You can also have tests that don’t pass on purpose. I call this one ‘impossible_noise_test’:

1
2
3
4
5
6
7
8
9
10
11
12
13
14
15
16
17
""" Test designed to make the model fail """
@pytest.mark.parametrize("sequence", [
    [*['flying'] * 3, 'bounce-ground-server', *['flying'] * 3,
    'bounce-ground-server', *['flying'] * 3,'player-hit', # Bounces in the ground badly detected as player-hit
    *['flying'] * 3, 'bounce-ground-server', # Badly detected bounce
    'bounce-ground-receiver', *['flying'] * 5, 'player-hit', *['flying'] * 4, # Well detected serve
    'bounce-ground-server', 'bounce-ground-server', 'bounce-ground-server', # Same bounce 
    *['flying'] * 5, 'player-hit', # Well detected response
    *['player-hit', *['flying'] * 5]*10, # Normal rally (now the ball is for receiver)
     'bounce-ground-receiver', 'end'] # It goes to net and out
])
def test_impossible_noise(sequence, indexers, hmm, hidden_states):
    indexer_hidden, indexer_obs = indexers
    sequences = [[indexer_obs[obs] for obs in sequence]]
    decoded_seq = hmm.decode(sequences)
    decoded_seq = [hidden_states[idx] for idx in decoded_seq[0]]
    assert("Point-server" in decoded_seq)
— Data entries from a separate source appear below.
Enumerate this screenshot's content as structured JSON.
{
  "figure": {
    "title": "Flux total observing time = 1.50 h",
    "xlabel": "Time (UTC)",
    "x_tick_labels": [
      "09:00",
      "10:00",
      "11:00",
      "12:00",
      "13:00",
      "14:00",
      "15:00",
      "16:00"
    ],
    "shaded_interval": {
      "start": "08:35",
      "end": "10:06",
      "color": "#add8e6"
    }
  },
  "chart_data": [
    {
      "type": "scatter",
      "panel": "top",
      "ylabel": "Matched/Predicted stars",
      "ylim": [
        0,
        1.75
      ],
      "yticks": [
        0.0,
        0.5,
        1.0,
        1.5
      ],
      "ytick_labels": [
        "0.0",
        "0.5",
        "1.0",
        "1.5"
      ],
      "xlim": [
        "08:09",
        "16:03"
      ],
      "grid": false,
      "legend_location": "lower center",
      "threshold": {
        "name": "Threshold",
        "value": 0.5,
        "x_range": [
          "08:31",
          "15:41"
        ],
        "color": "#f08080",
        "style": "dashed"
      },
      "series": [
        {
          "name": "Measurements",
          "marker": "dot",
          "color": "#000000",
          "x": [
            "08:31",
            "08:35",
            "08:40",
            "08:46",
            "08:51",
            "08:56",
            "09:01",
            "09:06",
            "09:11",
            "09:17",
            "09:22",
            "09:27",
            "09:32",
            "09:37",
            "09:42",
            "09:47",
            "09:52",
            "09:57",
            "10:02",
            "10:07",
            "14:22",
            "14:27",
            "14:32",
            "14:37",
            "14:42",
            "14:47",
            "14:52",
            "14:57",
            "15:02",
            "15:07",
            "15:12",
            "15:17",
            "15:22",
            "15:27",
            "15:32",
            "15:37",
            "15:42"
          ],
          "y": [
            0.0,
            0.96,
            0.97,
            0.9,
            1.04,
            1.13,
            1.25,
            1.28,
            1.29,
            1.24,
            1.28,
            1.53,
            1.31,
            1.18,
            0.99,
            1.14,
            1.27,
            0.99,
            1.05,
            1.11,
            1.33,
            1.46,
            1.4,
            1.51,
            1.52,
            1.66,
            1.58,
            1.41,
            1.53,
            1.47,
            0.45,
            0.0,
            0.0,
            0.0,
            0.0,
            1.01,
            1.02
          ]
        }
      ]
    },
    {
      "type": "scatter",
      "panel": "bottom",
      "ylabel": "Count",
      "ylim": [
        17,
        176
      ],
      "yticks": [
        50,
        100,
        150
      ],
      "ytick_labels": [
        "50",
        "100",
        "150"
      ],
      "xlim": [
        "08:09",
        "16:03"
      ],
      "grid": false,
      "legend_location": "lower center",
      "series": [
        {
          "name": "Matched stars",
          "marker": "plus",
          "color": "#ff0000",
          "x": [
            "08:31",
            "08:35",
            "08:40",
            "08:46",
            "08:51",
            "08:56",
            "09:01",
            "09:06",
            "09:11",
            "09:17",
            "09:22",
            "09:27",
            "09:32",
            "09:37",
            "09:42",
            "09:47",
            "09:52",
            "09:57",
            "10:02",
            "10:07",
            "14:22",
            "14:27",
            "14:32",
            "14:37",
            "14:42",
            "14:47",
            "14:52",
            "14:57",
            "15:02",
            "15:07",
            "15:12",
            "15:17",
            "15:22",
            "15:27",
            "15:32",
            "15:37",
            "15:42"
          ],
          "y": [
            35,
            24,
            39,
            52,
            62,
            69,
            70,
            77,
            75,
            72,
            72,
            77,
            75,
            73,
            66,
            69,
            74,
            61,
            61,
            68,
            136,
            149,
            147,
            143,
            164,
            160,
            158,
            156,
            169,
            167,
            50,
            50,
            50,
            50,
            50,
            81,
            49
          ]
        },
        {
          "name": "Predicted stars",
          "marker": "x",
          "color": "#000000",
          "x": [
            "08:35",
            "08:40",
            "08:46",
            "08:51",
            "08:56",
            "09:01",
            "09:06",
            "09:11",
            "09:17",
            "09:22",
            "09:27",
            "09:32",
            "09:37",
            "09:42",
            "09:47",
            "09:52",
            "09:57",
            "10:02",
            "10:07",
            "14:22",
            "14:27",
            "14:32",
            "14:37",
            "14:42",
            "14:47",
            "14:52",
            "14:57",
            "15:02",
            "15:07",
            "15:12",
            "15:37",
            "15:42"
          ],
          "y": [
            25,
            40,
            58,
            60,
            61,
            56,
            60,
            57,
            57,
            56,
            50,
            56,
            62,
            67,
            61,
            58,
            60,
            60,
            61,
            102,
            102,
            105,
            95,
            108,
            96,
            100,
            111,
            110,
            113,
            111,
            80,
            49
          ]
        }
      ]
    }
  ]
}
This type of test allows you to know the limits of the model. There must be a limit, and if you don’t manage to create a test that fails, that is also and indicator that something is wrong. Maybe you are not creative enough for the cases, or you have some bug that makes all the test pass (that has happened to me). So it is also a good idea to have a test that fails, just in case.

Conclusion

With this post the Hidden Markov Model for Padel Modelling series comes to an end. We have learned everything to deploy a HMM. From the theory behind the model, till testing the model extensively. Those are the steps to put any machine learning model into production. Learning the basics, designing the model and testing the model. The only thing left is to create a pipeline and integrate it into the final product, but that is a topic for another day. I hope you liked the process as much as I did. See you on my next series.